The LuxR Regulators PcoR and RfiA Co-regulate Antimicrobial Peptide and Alginate Production in Pseudomonas corrugata

Cyclic lipopeptides (CLPs) are considered as some of the most important secondary metabolites in different plant-associated bacteria, thanks to their antimicrobial, cytotoxic, and surfactant properties. In this study, our aim was to investigate the role of the Quorum Sensing (QS) system, PcoI/PcoR, and the LuxR-type transcriptional regulator RfiA in CLP production in the phytopatogenic bacterium, Pseudomonas corrugata based on our previous work where we reported that the pcoR and rfiA mutants were devoid of the CLPs cormycin and corpeptin production. Due to the close genetic link between the QS system and the RfiA (rfiA is co-transcribed with pcoI), it was difficult to ascertain the specific regulatory role in the expression of target genes. A transcriptional approach was undertaken to identify the specific role of the PcoR and RfiA transcriptional regulators for the expression of genes involved in CLP production. The RNA-seq-based transcriptional analysis of the wild-type (WT) strain CFBP 5454 in comparison with GL2 (pcoR mutant) and GLRFIA (rfiA mutant) was performed in cultural conditions favoring CLP production. Differential gene expression revealed that 152 and 130 genes have significantly different levels of expression in the pcoR and rfiA mutants, respectively. Of these, the genes linked to the biosynthesis of CLPs and alginate were positively controlled by both PcoR and RfiA. Blast homology analysis showed that 19 genes in a large CLP biosynthetic cluster involved in the production of three antimicrobial peptides, which span approximately 3.5% of the genome, are strongly over-expressed in the WT strain.
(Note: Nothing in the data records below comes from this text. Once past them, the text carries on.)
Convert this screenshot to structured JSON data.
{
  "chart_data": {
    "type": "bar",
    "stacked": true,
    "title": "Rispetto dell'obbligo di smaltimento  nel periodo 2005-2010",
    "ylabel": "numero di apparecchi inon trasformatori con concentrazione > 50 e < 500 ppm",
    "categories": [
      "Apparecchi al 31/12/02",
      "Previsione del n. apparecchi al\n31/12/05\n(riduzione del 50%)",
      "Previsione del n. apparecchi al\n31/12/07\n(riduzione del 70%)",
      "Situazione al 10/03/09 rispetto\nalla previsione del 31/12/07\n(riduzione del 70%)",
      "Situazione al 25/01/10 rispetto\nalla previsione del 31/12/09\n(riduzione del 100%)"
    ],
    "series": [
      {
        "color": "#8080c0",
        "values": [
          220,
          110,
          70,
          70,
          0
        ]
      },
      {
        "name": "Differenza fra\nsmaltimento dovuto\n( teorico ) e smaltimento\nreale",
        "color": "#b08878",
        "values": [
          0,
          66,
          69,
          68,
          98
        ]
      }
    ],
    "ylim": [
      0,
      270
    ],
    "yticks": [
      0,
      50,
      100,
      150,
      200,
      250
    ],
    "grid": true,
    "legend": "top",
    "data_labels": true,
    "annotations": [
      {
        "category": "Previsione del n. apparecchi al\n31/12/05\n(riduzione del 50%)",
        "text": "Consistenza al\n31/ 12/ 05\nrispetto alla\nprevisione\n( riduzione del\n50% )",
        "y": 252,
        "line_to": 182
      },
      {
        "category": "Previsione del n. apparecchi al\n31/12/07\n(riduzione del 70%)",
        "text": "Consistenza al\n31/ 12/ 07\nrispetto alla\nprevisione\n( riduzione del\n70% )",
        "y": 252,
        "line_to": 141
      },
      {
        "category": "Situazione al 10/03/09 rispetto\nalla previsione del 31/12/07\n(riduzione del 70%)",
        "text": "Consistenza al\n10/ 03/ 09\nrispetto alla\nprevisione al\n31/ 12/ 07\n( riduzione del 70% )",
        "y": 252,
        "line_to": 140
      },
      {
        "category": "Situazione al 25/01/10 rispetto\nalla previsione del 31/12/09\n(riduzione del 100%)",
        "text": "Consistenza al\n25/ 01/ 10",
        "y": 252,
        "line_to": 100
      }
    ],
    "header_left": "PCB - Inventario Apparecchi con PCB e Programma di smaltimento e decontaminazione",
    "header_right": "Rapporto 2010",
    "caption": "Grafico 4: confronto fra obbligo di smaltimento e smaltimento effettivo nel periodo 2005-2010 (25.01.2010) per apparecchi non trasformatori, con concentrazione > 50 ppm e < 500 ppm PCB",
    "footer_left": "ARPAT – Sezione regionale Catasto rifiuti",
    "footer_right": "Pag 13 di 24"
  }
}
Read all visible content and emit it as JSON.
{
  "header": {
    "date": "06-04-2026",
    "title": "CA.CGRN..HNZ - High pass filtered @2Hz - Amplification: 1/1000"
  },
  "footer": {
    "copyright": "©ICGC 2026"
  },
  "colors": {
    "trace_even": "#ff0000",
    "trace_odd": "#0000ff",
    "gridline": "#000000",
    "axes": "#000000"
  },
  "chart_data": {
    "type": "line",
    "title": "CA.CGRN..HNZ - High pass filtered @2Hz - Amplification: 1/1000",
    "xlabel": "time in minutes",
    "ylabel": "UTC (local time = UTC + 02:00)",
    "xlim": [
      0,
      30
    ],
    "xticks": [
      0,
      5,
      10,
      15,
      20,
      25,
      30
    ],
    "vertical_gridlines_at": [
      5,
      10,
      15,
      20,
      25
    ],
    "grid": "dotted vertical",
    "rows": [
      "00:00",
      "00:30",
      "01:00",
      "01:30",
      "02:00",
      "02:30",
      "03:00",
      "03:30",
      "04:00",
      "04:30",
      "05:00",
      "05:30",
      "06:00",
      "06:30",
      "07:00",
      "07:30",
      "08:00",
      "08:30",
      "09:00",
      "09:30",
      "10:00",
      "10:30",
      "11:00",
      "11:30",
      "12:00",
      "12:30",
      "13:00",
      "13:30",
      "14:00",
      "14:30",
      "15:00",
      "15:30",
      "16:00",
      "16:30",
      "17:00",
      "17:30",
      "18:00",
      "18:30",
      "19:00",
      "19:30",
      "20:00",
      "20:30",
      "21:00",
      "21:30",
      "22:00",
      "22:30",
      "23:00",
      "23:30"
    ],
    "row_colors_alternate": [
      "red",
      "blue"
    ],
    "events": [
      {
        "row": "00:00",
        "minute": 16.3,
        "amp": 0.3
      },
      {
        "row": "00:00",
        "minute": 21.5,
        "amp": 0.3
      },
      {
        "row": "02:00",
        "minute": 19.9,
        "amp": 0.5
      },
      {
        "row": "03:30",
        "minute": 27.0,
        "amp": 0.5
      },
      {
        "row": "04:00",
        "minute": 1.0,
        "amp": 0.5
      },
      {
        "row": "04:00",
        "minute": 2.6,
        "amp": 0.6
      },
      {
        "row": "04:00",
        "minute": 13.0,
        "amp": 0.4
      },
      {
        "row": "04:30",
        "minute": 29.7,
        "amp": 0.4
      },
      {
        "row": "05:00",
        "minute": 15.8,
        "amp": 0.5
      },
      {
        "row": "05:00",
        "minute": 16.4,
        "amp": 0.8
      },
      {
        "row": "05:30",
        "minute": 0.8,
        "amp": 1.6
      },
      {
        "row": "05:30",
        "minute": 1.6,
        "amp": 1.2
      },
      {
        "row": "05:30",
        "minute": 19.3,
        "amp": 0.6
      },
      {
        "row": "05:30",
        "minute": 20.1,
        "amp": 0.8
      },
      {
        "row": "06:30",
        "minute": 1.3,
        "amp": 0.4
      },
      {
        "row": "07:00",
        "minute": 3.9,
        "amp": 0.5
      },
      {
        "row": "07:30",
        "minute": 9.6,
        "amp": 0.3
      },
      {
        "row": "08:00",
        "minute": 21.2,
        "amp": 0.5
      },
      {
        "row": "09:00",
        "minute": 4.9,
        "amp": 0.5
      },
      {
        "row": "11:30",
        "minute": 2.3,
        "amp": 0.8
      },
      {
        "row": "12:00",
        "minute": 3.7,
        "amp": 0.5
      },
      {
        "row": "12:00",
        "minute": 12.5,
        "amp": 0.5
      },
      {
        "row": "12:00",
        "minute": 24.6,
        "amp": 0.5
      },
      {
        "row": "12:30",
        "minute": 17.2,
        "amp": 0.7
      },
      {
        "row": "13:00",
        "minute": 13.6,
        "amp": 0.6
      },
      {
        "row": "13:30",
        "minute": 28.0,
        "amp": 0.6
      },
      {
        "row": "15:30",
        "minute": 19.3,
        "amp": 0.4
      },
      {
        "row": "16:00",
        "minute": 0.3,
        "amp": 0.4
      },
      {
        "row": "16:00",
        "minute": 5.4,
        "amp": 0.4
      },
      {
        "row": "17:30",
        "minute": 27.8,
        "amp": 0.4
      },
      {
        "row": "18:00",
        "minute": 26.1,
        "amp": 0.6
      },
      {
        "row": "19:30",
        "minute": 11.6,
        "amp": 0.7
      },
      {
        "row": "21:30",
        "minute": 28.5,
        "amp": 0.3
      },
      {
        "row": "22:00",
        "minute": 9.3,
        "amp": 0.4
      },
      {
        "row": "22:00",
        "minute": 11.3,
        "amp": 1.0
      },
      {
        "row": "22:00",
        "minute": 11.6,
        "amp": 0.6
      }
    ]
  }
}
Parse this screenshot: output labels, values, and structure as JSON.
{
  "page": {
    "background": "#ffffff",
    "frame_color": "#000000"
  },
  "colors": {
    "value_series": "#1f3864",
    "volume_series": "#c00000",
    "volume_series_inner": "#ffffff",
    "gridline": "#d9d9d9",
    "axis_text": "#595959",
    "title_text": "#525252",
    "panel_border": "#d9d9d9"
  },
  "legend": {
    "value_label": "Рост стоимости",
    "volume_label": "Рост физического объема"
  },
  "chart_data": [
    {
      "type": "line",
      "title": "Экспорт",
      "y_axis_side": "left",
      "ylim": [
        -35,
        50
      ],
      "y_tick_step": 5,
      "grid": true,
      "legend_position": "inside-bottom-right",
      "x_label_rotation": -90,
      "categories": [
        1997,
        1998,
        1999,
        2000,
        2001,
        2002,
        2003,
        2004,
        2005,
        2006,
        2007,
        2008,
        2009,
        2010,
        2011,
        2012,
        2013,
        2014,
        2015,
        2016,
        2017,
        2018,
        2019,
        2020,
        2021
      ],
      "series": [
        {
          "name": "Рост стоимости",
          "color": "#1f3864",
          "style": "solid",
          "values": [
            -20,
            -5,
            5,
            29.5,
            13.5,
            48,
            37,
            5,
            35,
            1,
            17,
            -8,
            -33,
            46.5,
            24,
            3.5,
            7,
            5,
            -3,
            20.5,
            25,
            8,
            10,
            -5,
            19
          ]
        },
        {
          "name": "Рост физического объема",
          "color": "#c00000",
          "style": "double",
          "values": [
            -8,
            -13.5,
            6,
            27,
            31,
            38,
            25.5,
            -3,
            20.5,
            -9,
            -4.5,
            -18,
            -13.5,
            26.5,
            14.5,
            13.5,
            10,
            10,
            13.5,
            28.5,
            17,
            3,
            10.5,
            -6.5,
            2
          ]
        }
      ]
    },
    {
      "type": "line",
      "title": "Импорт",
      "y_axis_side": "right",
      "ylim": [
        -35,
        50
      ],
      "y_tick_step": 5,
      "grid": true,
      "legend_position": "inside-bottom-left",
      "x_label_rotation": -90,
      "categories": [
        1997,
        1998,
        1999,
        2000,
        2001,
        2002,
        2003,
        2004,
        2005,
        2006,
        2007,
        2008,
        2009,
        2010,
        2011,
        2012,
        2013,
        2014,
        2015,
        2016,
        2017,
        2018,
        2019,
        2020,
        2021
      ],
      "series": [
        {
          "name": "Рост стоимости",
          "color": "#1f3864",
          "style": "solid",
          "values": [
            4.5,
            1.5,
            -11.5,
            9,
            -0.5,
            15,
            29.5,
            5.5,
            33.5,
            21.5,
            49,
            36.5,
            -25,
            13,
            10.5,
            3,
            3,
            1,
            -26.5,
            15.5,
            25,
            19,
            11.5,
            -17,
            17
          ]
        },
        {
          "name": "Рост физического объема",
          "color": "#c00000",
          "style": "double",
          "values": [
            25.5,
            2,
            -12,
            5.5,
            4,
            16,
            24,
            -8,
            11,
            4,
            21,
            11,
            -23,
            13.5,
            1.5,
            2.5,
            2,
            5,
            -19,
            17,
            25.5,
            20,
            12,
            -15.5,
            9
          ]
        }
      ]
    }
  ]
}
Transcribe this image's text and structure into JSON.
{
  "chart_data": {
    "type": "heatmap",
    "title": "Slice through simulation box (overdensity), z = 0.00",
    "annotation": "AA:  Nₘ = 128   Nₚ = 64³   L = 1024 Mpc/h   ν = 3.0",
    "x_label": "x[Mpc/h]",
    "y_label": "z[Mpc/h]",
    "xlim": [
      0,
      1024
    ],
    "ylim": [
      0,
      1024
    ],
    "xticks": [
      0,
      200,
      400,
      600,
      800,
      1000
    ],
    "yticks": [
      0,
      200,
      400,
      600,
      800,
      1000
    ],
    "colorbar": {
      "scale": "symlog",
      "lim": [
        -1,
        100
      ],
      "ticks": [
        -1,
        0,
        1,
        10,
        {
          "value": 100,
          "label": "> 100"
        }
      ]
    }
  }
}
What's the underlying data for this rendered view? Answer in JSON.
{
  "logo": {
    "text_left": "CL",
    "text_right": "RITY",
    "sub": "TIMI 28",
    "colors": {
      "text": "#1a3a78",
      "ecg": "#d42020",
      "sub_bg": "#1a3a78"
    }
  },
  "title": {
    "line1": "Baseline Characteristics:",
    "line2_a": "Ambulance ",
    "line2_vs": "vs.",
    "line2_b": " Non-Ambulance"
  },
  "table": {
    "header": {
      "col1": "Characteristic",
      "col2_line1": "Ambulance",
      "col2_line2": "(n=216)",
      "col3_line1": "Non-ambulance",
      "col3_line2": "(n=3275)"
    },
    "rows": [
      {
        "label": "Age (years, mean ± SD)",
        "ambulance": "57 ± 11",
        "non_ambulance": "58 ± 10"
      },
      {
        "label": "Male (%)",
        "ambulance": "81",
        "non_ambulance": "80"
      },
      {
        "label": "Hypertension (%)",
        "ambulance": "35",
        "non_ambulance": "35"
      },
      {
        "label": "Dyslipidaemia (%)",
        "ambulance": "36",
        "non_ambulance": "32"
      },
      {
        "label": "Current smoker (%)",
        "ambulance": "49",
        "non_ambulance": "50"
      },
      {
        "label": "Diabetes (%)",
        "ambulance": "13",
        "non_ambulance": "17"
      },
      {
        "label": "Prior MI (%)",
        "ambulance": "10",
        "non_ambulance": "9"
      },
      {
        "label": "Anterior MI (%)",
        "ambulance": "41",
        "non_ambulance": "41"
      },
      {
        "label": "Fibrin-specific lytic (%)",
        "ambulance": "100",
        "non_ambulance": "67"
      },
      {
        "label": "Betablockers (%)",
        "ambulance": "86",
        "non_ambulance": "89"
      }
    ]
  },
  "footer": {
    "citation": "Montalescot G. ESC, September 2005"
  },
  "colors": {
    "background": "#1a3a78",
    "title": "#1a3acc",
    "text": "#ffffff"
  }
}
Thus, PcoR and RfiA function mainly as activators in the production of bioactive CLPs, in agreement with phenotype analysis of mutants. RNA-seq also revealed that almost all the genes in the structural/biosynthetic cluster of alginate exopolysaccharide (EPS) are under the control of the PcoR-RfiA regulon, as supported by the 10-fold reduction in total EPS yield isolated in both mutants in comparison to the parent strain. A total of 68 and 38 gene expressions was independently regulated by PcoR or RfiA proteins, respectively, but at low level. qPCR experiments suggest that growth medium and plant environment influence the expression of CLP and alginate genes.